Before she could protest, he shimmied up a tree. She watched him, the tree cavorting about like a drunk man tethered to the ground. He tied up his pod and fixed his pack to a branch. When he finally dropped back down, his expression was grim.

She backed away from him. “Are you mad? We can’t go into a tree in a storm. It will be blown down or struck with lightning.”

“We don’t have a choice.”

She shook her head, rain streaking down her face. “There has to be somewhere we can shelter. An overhang or cave.”

“The beasts can’t sense us in the trees.”

“Surely they’re as eager to escape the storm as everything else.”

He looked about nervously and held out his hand. “Trust me, Caelia.”

He’d already saved her life once. He’d learned her deepest, darkest secret and hadn’t treated her any differently because of it. She did trust him. How could she not?

She placed her hand in his. He boosted her onto the first branch. The tree shifted beneath her. His pod was halfway up, and each bough swayed more than the last. She held on tight, her whole body locking up with fear. Gendrin came up behind her.

“Can’t we pick a lower branch?” she shouted.

“Not if we’re to be beyond the beasts’ reach.”

He went first, stretching back to pull her up beside him. She strained for a branch that shifted out of her grasp, leaving her leaning too far toward. Unbalanced, she cried out.

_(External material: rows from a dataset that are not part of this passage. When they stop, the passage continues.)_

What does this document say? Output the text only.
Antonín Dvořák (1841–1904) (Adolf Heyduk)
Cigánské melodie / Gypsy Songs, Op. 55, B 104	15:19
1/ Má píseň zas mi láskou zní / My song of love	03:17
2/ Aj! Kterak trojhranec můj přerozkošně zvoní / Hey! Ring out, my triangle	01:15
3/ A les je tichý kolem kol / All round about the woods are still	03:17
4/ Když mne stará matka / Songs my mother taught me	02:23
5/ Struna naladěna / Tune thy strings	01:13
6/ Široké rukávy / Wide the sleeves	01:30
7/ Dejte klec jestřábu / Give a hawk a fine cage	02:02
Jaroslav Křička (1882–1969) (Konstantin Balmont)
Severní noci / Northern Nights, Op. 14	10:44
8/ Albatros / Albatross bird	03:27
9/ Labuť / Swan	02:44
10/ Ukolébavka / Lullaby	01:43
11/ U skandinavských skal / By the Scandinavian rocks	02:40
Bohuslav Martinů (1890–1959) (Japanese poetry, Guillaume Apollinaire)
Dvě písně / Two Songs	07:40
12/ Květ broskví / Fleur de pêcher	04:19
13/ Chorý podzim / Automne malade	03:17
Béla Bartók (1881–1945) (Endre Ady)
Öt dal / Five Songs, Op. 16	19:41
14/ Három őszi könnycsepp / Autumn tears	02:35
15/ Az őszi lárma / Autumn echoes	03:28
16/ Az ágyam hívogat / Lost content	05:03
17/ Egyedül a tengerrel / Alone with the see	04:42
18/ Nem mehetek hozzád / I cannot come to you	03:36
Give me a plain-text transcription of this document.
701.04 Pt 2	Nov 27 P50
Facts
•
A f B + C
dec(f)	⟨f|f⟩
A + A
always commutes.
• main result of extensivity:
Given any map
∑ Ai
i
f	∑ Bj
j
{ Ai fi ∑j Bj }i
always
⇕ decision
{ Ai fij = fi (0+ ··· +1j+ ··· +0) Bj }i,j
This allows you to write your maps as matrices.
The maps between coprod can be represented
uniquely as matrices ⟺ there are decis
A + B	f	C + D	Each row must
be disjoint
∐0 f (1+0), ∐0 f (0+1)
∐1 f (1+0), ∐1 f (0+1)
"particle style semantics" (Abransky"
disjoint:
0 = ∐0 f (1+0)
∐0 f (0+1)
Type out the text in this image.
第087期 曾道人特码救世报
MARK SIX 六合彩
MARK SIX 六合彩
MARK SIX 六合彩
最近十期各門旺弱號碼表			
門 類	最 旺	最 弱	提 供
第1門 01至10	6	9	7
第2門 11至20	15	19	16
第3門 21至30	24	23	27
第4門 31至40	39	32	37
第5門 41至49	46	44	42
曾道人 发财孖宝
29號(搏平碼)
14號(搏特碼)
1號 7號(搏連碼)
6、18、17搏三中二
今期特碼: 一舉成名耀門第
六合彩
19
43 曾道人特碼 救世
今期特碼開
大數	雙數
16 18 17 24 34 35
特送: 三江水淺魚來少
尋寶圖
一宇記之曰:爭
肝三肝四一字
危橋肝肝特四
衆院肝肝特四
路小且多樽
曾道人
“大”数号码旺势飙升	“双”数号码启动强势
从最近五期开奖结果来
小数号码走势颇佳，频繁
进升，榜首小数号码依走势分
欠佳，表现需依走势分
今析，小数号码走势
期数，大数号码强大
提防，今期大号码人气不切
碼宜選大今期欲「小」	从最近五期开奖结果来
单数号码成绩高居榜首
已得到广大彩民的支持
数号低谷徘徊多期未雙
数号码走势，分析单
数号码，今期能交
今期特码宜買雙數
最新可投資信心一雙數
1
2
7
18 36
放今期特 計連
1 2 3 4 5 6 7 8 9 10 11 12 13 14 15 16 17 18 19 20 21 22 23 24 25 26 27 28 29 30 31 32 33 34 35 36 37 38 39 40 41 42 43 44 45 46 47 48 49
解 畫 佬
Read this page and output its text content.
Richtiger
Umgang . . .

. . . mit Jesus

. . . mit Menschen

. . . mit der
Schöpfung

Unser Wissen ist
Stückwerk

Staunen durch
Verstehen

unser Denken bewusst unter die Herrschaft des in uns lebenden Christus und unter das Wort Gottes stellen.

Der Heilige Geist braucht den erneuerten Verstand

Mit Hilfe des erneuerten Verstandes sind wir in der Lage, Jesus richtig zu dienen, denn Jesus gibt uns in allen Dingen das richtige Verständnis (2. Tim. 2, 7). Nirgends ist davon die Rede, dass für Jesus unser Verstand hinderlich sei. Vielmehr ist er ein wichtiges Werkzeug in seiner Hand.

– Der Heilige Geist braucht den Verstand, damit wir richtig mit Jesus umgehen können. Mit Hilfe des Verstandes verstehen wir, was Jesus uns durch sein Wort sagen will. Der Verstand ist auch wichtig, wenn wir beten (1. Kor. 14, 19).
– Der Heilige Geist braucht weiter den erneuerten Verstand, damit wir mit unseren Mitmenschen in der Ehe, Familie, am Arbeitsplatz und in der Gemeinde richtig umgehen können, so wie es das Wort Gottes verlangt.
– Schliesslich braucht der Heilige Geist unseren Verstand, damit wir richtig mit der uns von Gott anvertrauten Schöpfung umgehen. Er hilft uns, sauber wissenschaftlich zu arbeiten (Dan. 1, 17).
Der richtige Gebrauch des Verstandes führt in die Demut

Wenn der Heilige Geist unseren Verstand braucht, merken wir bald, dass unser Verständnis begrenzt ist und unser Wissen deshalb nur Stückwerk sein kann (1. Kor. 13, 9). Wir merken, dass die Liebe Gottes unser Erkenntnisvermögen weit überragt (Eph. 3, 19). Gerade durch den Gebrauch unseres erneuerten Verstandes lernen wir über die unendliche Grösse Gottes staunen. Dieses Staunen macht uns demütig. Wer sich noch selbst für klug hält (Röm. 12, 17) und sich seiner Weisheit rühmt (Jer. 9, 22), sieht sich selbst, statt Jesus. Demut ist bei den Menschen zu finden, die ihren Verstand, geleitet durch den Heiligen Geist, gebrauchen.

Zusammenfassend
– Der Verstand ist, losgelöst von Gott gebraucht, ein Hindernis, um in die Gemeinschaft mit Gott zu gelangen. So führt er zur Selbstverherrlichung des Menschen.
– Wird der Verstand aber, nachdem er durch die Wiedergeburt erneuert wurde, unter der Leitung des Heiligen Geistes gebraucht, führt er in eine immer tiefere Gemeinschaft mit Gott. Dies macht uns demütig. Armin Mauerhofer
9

His hand snaked around her hips, steadying her against him.

“You all right?” he asked.

No. But she would never admit it. She looked up to find him close and looking down at her. He felt warm and solid and real. She didn’t pull away. He didn’t let go. The storm suddenly seemed far away.

A blush heated her cheeks. What was she doing? She’d just escaped a bad relationship. She had no desire for another. She shifted slightly back. He dropped his hand.

Clearing his throat, he turned and climbed. She was more aware of his hand gripping hers, of his body’s proximity. When they finally reached the pod, he pointed to her borrowed belt. “Take it off. Get inside the pod.”

The pod must be what he called the hammock. She did as he asked. He strapped the belt to the tree along with his baldric, sword, and shield. He held open the pod for her. She sat and then shifted her legs inside. She scooted over as he came in after. The pod mashed them together, the edges of their arms and legs touching, and both tried to pretend they weren’t.

He shut the pod, which was surprisingly waterproof, though they were both soaked, so it didn’t matter much. He spread a blanket over them. She pulled it up to her chin. It was coarse and smelled of damp wool. She shivered hard, trying, and failing to fight off the chill.